Все еще здесь (Грант) - страница 68

— Я думаю, у них там все это уже есть.

— Понятия не имею, есть или нет. Заодно и узнаем.

— Не понимаю, какой в этом смысл — исполнять последнее желание женщины, перед смертью находившейся в безнадежном маразме. Будь она в здравом уме, как ты думаешь, стала бы взваливать на нас такую ношу?

— Не знаю. Мы знаем одно: это ее последнее желание.

— Ну и кто будет этим заниматься?

— Мы оба. Я займусь юридической стороной дела, в Германию поедешь ты.

— Почему я?

— А почему бы и нет? Ты не раз бывала в Восточной Европе, знаешь, как там дела делаются.

— Но почему просто не оставить все, как есть? Зачем копаться в прошлом?

— Это ты меня спрашиваешь? По-моему, из нас двоих в прошлом копаешься ты.

— Это совсем другое дело! Это моя работа! Но мамина фабрика… Пойми, в этом нет никакого смысла. Просто потеря времени.

— Мы обязаны выполнить последнюю волю мамы.

— Я не согласна.

— «Почитай отца твоего и мать твою, и продлятся дни твои на земле, которую Господь твой и Бог твой дал тебе».

— Да-да. А если не обрученную девушку изнасилуют, она должна выйти за насильника замуж. В Писании, Сэм, я подкована не хуже тебя. Мерзкая книга, сплошное женоненавистничество и садизм. Бог отцов наших — маньяк, и евреи, которые продолжают лизать ему задницу, ничего, кроме презрения, не заслуживают.

— Верно. Но и стоящие часы дважды в день показывают правильное время. Алике, ты можешь объяснить, что произошло там, в палате? Ее мозг был безнадежно поврежден, она давно потеряла речь, она физически уже не могла говорить, коль уж на то пошло, и все же заговорила. Как ты это объяснишь? Доктор это объяснить не смог. Чудес не бывает, мы это знаем, но, может быть, это знак?

— Знак чего?

— Понятия не имею. Может быть, знак, что мы должны выяснить, что случилось с фабрикой.

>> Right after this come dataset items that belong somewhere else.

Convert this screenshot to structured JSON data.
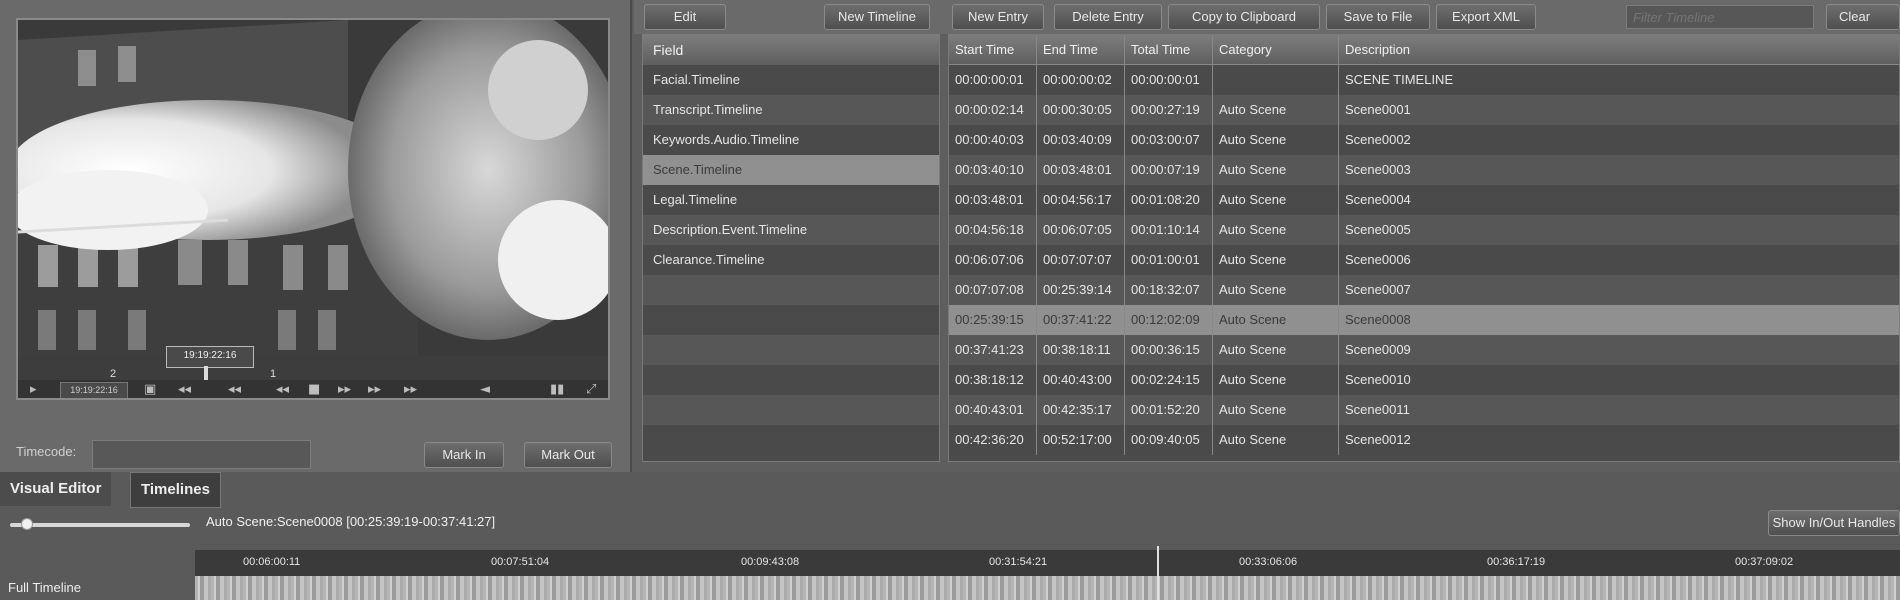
{
  "toolbar": {
    "edit": "Edit",
    "new_timeline": "New Timeline",
    "new_entry": "New Entry",
    "delete_entry": "Delete Entry",
    "copy_clipboard": "Copy to Clipboard",
    "save_file": "Save to File",
    "export_xml": "Export XML",
    "filter_placeholder": "Filter Timeline",
    "clear": "Clear"
  },
  "player": {
    "tooltip_time": "19:19:22:16",
    "transport_timecode": "19:19:22:16",
    "mark_left": "2",
    "mark_right": "1",
    "timecode_label": "Timecode:",
    "mark_in": "Mark In",
    "mark_out": "Mark Out"
  },
  "fields": {
    "header": "Field",
    "items": [
      "Facial.Timeline",
      "Transcript.Timeline",
      "Keywords.Audio.Timeline",
      "Scene.Timeline",
      "Legal.Timeline",
      "Description.Event.Timeline",
      "Clearance.Timeline"
    ],
    "selected_index": 3
  },
  "table": {
    "headers": [
      "Start Time",
      "End Time",
      "Total Time",
      "Category",
      "Description"
    ],
    "rows": [
      [
        "00:00:00:01",
        "00:00:00:02",
        "00:00:00:01",
        "",
        "SCENE TIMELINE"
      ],
      [
        "00:00:02:14",
        "00:00:30:05",
        "00:00:27:19",
        "Auto Scene",
        "Scene0001"
      ],
      [
        "00:00:40:03",
        "00:03:40:09",
        "00:03:00:07",
        "Auto Scene",
        "Scene0002"
      ],
      [
        "00:03:40:10",
        "00:03:48:01",
        "00:00:07:19",
        "Auto Scene",
        "Scene0003"
      ],
      [
        "00:03:48:01",
        "00:04:56:17",
        "00:01:08:20",
        "Auto Scene",
        "Scene0004"
      ],
      [
        "00:04:56:18",
        "00:06:07:05",
        "00:01:10:14",
        "Auto Scene",
        "Scene0005"
      ],
      [
        "00:06:07:06",
        "00:07:07:07",
        "00:01:00:01",
        "Auto Scene",
        "Scene0006"
      ],
      [
        "00:07:07:08",
        "00:25:39:14",
        "00:18:32:07",
        "Auto Scene",
        "Scene0007"
      ],
      [
        "00:25:39:15",
        "00:37:41:22",
        "00:12:02:09",
        "Auto Scene",
        "Scene0008"
      ],
      [
        "00:37:41:23",
        "00:38:18:11",
        "00:00:36:15",
        "Auto Scene",
        "Scene0009"
      ],
      [
        "00:38:18:12",
        "00:40:43:00",
        "00:02:24:15",
        "Auto Scene",
        "Scene0010"
      ],
      [
        "00:40:43:01",
        "00:42:35:17",
        "00:01:52:20",
        "Auto Scene",
        "Scene0011"
      ],
      [
        "00:42:36:20",
        "00:52:17:00",
        "00:09:40:05",
        "Auto Scene",
        "Scene0012"
      ]
    ],
    "selected_index": 8
  },
  "bottom": {
    "tab_visual_editor": "Visual Editor",
    "tab_timelines": "Timelines",
    "scene_info": "Auto Scene:Scene0008 [00:25:39:19-00:37:41:27]",
    "show_inout": "Show In/Out Handles",
    "full_timeline_label": "Full Timeline",
    "slider_value": 0.05,
    "ruler_labels": [
      "00:06:00:11",
      "00:07:51:04",
      "00:09:43:08",
      "00:31:54:21",
      "00:33:06:06",
      "00:36:17:19",
      "00:37:09:02"
    ]
  }
}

— Но зачем, Сэм? Что это даст?

Мы выросли в семье, где богом был прогресс — воплощенный прежде всего в развитии медицины, в поисках и находках новых лекарств, излечивающих самые страшные болезни. Над народной медициной, астрологией, гомеопатией мы попросту смеялись. Слова «прежний», «естественный», «традиционный» не вызывали в нас никакого отклика. Мы требовали доказательств. Фильмы о Шоа мы смотрели с каменными лицами и сухими глазами; нас интересовало правосудие. Не сострадание к жертвам, не возможность почувствовать и пережить их боль — только правосудие. Мы хотели знать, что зло наказано, хотели увидеть, как полуживых, трясущихся, изуродованных артритом стариков вытаскивают из их укрытий и сажают на скамью подсудимых, хотели услышать показания свидетелей, раскрывающих тайны пятидесятилетней давности, хотели знать, что сыновья и дочери этих стариков, гонимые стыдом, никогда не будут знать покоя. Вот о чем я говорила по телевидению, вот что пыталась вбить в головы студентов на лекциях, как бы там ни возмущались робкие и жалостливые души. Помню, одна девица в сочинении о Нюрнбергском процессе написала: «Вместо того чтобы развязывать мировую войну, нам надо было бомбардировать Германию любовью». И очень удивилась, когда получила пару.